JAKARTA, KOMPAS.com - Sosiolog Universitas Gadjah Mada (UGM) Yogyakarta, Arie Sudjito, menilai bahwa salah satu kekuatan Komisi Pemberantasan Korupsi (KPK) adalah dukungan publik.
Gerakan sosial dinilai mampu melindungi KPK dari upaya pelemahan.
"KPK harus ditopang gerakan sosial. Kalau tidak dipilari social movement, selamanya KPK akan menghadapi goncangan," ujar Sudjito dalam diskusi publik di Menteng, Jakarta Pusat, Minggu (18/6/2017).
(baca: Survei SMRC: 65 Persen Publik Tolak DPR Gunakan Hak Angket untuk KPK)

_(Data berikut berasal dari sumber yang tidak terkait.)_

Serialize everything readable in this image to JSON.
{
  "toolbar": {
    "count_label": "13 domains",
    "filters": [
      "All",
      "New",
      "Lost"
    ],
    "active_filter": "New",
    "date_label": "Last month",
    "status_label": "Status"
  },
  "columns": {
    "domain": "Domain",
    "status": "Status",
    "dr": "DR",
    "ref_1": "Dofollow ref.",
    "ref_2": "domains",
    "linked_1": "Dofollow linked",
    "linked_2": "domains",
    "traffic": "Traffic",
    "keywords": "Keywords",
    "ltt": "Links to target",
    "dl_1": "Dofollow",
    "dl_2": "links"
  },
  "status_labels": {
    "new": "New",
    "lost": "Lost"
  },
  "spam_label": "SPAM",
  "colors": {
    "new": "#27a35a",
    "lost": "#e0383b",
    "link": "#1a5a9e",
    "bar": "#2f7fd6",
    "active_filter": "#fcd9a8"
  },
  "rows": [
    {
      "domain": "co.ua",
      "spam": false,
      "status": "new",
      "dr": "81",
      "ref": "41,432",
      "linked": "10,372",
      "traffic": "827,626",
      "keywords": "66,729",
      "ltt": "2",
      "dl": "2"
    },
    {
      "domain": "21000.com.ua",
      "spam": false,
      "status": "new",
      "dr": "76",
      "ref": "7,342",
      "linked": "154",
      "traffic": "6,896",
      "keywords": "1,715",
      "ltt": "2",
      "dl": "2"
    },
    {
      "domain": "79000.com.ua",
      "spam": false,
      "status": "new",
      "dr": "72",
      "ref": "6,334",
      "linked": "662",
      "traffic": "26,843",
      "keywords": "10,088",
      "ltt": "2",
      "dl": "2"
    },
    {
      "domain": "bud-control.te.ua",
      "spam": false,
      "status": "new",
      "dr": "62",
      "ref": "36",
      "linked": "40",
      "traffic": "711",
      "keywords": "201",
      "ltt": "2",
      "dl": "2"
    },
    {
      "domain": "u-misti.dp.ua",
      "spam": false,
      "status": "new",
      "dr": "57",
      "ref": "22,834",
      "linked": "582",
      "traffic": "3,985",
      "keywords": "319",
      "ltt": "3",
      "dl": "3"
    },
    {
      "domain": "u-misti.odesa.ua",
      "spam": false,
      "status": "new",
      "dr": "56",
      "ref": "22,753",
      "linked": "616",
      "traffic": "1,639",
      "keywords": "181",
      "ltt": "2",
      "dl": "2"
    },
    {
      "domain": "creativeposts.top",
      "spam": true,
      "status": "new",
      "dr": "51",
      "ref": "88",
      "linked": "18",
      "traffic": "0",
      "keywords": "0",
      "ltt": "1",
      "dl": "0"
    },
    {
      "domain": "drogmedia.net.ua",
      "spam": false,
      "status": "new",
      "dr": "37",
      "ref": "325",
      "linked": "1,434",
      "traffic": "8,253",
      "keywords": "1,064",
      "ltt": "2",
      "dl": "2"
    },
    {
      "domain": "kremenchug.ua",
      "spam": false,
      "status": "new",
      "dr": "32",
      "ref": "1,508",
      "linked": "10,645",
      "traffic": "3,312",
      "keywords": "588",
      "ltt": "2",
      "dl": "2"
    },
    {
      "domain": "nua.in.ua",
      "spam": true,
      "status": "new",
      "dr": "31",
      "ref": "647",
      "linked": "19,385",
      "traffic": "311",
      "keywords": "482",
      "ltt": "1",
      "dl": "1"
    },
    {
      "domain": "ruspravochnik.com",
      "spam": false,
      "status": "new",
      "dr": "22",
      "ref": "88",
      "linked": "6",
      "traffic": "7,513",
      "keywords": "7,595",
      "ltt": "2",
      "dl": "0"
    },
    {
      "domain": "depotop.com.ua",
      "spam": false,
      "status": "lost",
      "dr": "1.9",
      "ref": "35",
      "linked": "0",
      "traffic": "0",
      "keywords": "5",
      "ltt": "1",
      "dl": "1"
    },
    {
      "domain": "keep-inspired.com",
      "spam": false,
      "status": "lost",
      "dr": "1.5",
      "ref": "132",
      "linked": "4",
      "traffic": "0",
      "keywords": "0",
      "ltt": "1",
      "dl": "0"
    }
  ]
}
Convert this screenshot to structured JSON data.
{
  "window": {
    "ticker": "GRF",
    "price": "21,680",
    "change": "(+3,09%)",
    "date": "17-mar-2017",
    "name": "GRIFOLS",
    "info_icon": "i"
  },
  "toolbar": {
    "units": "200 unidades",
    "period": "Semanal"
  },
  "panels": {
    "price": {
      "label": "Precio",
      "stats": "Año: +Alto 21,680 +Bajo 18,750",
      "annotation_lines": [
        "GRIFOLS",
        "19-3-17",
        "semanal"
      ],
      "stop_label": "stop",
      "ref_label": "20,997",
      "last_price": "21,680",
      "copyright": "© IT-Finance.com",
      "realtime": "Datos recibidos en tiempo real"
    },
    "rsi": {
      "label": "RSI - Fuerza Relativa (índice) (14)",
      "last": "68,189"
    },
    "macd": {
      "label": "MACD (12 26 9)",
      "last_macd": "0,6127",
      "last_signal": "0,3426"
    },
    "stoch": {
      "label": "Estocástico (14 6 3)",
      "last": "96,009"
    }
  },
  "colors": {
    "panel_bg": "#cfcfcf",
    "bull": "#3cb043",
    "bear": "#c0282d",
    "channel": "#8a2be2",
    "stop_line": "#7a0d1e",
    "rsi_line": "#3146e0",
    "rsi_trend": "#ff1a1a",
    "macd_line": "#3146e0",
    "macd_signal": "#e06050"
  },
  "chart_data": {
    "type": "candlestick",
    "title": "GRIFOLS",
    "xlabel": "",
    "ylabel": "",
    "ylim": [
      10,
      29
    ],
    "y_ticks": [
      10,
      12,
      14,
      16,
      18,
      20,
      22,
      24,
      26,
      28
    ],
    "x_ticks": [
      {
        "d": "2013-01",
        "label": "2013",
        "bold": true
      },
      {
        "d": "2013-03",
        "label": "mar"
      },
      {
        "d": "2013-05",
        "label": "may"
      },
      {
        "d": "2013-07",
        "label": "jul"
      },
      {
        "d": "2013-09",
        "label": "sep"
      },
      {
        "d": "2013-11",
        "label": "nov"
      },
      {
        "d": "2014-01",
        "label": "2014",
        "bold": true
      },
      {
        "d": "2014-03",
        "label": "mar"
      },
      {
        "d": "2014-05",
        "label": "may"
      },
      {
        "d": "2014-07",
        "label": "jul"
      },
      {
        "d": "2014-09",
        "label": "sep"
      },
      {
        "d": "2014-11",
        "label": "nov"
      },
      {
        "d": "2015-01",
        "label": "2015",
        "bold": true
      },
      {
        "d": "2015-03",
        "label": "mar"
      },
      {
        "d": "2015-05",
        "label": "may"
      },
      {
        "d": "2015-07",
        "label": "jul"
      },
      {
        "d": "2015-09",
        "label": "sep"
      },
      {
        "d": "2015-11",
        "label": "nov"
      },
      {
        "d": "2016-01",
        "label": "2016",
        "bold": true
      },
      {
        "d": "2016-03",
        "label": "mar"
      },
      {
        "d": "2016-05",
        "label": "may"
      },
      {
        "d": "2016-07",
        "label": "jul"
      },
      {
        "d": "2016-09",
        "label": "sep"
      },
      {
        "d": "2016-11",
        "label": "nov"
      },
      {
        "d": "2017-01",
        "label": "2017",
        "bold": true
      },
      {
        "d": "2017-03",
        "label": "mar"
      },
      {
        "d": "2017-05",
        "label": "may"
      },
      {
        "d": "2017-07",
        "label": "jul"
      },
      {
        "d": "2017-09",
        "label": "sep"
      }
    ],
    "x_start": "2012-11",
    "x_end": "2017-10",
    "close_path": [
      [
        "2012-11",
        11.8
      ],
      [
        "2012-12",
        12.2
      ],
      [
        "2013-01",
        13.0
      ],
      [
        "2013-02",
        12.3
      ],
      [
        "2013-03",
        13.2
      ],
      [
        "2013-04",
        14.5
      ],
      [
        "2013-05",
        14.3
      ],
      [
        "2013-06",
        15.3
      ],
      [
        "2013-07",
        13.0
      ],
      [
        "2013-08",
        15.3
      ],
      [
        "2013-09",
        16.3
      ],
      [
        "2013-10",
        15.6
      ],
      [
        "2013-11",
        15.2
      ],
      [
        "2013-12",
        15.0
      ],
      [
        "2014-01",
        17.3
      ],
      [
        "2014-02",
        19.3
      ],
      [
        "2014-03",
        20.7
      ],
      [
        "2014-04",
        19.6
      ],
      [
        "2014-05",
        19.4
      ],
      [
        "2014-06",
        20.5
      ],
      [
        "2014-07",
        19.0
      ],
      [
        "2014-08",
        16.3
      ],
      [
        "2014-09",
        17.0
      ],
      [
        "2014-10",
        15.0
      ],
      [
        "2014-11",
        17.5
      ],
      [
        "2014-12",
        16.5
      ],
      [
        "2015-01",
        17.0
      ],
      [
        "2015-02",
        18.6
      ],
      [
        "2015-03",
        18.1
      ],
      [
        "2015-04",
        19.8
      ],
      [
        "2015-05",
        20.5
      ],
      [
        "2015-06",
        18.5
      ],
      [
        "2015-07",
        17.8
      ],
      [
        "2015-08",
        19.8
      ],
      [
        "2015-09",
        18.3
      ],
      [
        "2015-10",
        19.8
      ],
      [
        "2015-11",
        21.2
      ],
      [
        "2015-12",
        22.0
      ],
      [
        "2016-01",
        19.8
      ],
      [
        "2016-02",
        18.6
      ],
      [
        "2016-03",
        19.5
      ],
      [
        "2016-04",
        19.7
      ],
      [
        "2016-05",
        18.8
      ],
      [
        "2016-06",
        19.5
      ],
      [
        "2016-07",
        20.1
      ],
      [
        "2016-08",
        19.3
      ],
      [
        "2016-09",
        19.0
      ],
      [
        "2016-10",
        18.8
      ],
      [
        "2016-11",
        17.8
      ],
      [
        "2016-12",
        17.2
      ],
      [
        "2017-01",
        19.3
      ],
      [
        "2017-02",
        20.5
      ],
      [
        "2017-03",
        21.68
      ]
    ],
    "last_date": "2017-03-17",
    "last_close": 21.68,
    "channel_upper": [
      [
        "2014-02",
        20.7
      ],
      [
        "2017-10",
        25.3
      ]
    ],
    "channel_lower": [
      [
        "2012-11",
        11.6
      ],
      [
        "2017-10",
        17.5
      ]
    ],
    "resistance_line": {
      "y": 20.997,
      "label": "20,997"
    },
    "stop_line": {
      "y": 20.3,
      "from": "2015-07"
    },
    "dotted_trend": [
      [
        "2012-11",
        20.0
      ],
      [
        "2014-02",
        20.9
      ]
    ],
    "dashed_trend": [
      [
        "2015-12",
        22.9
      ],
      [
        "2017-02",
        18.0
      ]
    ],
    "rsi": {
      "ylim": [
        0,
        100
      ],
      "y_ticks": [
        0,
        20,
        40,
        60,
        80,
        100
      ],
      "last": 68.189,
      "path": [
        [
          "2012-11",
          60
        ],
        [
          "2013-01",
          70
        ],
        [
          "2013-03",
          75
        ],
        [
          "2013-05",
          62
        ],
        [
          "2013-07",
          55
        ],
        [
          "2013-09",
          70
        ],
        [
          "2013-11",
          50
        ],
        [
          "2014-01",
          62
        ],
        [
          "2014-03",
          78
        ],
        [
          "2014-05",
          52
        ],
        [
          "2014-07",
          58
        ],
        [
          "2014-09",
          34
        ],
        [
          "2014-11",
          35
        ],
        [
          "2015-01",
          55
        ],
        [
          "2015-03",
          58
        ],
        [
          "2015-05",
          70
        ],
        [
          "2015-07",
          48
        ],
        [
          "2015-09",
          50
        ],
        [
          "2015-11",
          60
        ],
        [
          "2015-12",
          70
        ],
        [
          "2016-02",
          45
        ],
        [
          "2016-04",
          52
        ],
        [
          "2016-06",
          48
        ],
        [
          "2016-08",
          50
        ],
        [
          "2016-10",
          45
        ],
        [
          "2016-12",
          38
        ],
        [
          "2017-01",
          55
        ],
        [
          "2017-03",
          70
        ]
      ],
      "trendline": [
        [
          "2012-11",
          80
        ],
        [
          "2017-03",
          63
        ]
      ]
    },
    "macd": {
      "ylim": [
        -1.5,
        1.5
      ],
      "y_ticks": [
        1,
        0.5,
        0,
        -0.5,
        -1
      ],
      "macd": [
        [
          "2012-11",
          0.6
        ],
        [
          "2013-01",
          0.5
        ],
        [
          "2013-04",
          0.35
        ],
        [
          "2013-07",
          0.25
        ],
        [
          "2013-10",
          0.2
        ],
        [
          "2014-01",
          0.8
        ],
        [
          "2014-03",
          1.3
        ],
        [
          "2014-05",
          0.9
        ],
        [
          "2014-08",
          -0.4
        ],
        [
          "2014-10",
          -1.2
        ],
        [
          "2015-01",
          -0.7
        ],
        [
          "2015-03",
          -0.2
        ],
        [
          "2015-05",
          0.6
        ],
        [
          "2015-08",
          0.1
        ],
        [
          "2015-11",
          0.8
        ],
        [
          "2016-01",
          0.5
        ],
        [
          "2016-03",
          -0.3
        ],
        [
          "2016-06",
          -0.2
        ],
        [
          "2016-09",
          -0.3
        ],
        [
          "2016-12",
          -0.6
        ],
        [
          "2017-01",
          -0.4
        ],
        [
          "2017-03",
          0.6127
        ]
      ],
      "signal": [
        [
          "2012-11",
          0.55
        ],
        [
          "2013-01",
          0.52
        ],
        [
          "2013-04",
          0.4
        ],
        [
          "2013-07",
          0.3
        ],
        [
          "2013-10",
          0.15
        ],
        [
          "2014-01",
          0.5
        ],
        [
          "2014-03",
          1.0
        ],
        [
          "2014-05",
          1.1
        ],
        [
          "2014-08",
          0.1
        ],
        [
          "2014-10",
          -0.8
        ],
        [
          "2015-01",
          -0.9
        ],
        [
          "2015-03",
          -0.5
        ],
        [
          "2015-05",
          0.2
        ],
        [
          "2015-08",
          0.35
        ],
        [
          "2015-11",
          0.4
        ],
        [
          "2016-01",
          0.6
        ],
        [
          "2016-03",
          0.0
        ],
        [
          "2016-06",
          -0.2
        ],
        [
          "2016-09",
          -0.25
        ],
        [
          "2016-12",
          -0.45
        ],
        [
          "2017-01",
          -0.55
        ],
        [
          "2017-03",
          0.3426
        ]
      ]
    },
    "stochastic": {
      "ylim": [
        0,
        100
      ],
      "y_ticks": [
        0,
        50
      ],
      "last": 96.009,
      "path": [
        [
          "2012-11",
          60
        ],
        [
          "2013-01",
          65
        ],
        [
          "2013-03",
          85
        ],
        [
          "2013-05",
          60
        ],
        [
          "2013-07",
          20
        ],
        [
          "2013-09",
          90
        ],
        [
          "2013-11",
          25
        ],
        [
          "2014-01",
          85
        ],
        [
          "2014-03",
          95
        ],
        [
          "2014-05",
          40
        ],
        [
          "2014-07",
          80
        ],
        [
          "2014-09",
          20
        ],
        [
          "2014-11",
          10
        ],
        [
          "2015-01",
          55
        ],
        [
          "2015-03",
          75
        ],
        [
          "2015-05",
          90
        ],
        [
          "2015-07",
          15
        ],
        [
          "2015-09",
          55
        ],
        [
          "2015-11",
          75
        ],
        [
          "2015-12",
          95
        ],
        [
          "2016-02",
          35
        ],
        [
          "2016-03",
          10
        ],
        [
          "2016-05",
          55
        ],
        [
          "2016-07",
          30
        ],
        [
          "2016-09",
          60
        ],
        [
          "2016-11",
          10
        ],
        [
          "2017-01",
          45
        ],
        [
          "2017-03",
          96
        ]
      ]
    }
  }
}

Menurut Arie, saat ini korupsi di Indonesia baru dipandang sebagai pelanggaran hukum biasa.
Padahal, menurut Arie, korupsi di Indonesia adalah ancaman dalam berdemokrasi dan berkebangsaan.
"Karena pemberantasan korupsi adalah bagian demokrasi, maka masyarakat bisa jadi bagian yang memperkuat KPK," kata Arie.
(baca: 132 Pakar Hukum Tata Negara Nilai Cacat Pembentukan Pansus Angket KPK)
Dalam beberapa waktu terakhir, aktivis antikorupsi, seniman hingga budayawan menggelar aksi untuk menyatakan diri menolak hak angket yang digulirkan DPR terhadap KPK.
Kelompok masyarakat sipil menilai pengguliran hak angket oleh DPR adalah bentuk peralwanan untuk melemahkan KPK.
Penggunaan hak angket dianggap terkait kasus korupsi e-KTP yang tengah ditangani KPK. Banyak anggota DPR yang disebut menerima aliran dana proyek tersebut.